Edith behaves increasingly strangely in this section of the novel. Though Sam attempted to explain away this odd behavior in the early chapters, now she acknowledges the truth. Edith’s fear of entering her own house after the cookout in Chapter 7 and her extreme reaction to the vase of roses from the garden confirm her genuine terror of Gran Mae’s lingering presence, connecting to the theme of Family Lineage and Trauma. Though Gran Mae has been dead for years, Edith’s fear of her continues to palpable, linking Gran Mae’s spirit to the trauma of Edith’s relationship with her. Though Elgar Mills has been dead for decades, he haunts the narrative alongside Gran Mae. Briefly mentioned in the first section, Elgar takes on increased importance as Sam’s research illuminates his reputation as a “mad wizard.” This foreshadows Elgar’s importance to the plot as the story progresses. The notes Sam discovers in Edith’s bathroom suggest fear for her own and Sam’s safety, advice on how to keep Gran Mae happy (though she is dead), and assurances that she is not imagining things. Though Sam finds these notes upsetting and tells herself her mother is ill, the fact that she prays aloud before returning to bed suggests that part of her believes a supernatural explanation is possible, highlighting the theme of Science Versus Magic.

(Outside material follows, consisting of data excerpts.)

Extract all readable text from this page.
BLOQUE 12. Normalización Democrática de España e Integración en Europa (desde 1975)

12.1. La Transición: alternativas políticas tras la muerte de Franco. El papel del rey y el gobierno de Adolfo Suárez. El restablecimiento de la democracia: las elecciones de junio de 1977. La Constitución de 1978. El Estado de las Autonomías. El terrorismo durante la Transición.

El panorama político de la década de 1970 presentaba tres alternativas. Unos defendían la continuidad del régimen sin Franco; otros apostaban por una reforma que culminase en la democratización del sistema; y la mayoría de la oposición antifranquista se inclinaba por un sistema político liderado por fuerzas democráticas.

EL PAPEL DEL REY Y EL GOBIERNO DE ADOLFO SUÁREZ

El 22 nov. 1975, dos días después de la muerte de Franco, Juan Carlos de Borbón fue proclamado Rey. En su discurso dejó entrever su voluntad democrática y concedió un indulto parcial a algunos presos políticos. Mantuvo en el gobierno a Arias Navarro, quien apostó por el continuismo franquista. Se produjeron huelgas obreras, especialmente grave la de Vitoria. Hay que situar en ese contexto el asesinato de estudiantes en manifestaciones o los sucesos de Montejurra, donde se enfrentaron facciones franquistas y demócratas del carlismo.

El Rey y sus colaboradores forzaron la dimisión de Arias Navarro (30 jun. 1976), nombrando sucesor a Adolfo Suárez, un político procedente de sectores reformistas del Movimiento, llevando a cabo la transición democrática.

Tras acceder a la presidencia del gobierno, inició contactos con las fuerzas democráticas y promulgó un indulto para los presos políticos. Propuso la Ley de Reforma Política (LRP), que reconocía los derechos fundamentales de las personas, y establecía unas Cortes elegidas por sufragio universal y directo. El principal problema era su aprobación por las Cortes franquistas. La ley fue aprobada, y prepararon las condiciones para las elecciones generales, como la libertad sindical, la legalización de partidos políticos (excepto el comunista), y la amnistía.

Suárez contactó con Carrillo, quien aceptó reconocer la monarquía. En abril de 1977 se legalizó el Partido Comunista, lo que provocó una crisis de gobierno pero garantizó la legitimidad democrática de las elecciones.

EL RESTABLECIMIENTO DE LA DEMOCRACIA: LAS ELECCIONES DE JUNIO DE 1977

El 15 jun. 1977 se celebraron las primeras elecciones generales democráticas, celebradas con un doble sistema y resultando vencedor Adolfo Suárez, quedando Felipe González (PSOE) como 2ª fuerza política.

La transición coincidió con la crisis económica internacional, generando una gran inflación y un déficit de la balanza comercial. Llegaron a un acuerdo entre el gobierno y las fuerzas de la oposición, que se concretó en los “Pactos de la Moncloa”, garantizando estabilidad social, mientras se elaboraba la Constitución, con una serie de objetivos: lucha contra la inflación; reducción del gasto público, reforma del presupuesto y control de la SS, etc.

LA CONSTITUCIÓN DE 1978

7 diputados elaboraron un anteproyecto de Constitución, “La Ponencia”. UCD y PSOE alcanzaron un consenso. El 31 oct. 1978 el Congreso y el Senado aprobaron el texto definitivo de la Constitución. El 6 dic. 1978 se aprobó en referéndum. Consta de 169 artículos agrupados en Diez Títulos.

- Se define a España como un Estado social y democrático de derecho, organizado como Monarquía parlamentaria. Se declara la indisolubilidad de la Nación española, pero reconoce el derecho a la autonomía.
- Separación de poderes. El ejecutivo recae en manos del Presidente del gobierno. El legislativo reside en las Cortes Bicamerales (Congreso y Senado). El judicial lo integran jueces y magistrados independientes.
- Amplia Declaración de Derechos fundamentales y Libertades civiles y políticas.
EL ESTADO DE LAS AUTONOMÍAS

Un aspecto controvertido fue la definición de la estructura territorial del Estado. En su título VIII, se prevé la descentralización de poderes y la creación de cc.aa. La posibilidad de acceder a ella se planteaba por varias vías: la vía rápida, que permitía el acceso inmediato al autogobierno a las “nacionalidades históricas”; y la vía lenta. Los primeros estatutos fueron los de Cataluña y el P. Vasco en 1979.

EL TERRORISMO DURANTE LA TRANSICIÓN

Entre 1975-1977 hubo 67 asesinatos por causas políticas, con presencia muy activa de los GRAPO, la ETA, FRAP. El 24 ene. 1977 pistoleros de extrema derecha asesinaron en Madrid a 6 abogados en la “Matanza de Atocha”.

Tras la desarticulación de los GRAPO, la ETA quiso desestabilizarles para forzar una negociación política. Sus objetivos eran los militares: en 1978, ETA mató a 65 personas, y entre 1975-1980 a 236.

This section heavily emphasizes the Science Versus Magic theme. For example, while Sam dismissed the first ladybug incident with a rational explanation, the second incident, where the ladybugs crawled up through the sink drain, is more difficult to explain away. Sam’s two incidences of so-called sleep paralysis also reinforce the question of science versus the supernatural, as both night terrors and monsters feel equally plausible. These sleep paralysis scenes also call to mind classic horror tropes like the monster under the bed, ratcheting up the narrative tension. Where earlier chapters only vaguely implied horror, here it takes on concrete manifestation. Though Sam insists on a rational explanation for these events, they begin to suggest The Illusion of Normalcy; Gran Mae’s house is not as ordinary as it seems.